Aneurin Bevan (; Welsh: [aˈnəɨ.rɪn]; 15 November 1897 – 6 July 1960), often known as Nye Bevan, was a Welsh Labour Party politician. Born into a working-class family in south Wales, he was the son of a coal miner. He left school at 13 and worked as a miner during his teens where he became involved in local union politics. He was named head of his Miner’s Lodge when aged 19, where he frequently railed against management. He joined the Labour Party and attended Central Labour College in London. On his return to south Wales he struggled to find work, remaining unemployed for nearly three years before gaining employment as a union official, which led to him becoming a leading figure in the 1926 general strike.

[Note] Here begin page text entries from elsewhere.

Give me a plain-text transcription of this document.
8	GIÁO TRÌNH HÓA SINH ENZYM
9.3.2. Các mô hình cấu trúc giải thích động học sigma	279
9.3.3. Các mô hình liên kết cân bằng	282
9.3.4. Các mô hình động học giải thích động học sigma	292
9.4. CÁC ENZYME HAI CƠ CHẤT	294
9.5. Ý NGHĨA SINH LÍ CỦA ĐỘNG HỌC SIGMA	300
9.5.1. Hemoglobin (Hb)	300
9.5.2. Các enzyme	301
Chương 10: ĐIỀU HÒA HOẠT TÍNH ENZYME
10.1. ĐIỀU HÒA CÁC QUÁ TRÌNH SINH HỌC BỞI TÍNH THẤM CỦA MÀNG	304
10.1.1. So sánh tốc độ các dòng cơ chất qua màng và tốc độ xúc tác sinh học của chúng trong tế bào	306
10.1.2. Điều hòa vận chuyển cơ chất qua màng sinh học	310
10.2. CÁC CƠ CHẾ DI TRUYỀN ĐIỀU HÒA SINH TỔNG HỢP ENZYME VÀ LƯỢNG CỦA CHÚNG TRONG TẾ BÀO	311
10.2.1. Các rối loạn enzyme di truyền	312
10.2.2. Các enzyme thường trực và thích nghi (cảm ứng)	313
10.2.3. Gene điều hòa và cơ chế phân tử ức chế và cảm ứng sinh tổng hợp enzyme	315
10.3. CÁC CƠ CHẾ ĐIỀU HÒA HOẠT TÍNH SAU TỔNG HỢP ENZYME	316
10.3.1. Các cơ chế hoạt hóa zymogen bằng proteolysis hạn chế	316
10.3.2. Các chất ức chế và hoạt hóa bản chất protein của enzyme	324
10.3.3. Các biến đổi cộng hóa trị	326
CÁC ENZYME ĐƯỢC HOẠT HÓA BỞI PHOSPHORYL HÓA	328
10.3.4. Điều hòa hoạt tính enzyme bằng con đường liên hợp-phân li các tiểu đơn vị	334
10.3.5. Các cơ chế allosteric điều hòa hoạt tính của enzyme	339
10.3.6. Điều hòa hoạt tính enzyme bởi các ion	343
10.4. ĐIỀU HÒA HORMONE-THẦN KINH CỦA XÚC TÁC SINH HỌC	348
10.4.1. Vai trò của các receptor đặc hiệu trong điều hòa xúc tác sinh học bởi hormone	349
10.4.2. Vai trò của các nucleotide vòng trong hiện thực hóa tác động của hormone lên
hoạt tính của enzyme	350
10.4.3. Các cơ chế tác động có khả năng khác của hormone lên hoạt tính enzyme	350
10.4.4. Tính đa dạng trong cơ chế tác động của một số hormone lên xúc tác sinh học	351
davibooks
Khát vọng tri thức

In 1928, Bevan won a seat on Monmouthshire County Council and was elected as the MP for Ebbw Vale the following year. In Parliament, he became a vocal critic of numerous other politicians from all parties, including Winston Churchill and David Lloyd George. His criticisms of Churchill and the Conservative government during the Second World War raised him to national prominence. After the war, Bevan was chosen as the Minister of Health in Clement Attlee’s new Labour government, becoming the youngest member of the cabinet at 47, with his remit also including housing. Inspired by the Tredegar Medical Aid Society in his hometown, Bevan led the establishment of the National Health Service to provide medical care free at point-of-need to all Britons, regardless of wealth. Despite opposition from both his own and opposition parties as well as the British Medical Association, the National Health Service Act 1946 was passed, nationalising more than 2,500 hospitals within the UK.
Bevan was named Minister of Labour in 1951, but resigned after two months in office, when the Attlee government proposed the introduction of prescription charges for dental and vision care and decided to transfer funds from the National Insurance Fund to pay for rearmament. His influence waned after his departure, although a left-wing group (not under his control) within the party became known as “Bevanites”. When Attlee retired in 1955, Bevan unsuccessfully contested the party leadership with Hugh Gaitskell, but was appointed Shadow Colonial Secretary and later Shadow Foreign Secretary. In 1959, he was elected Deputy Leader of the Labour Party and held the post for a year until his death from stomach cancer at the age of 62.
Bevan’s death in 1960 led to “an outpouring of national mourning”. In 2004, more than forty-four years after his death, he was voted first in a list of 100 Welsh Heroes, having been credited for his contribution to the founding of the welfare state in the UK.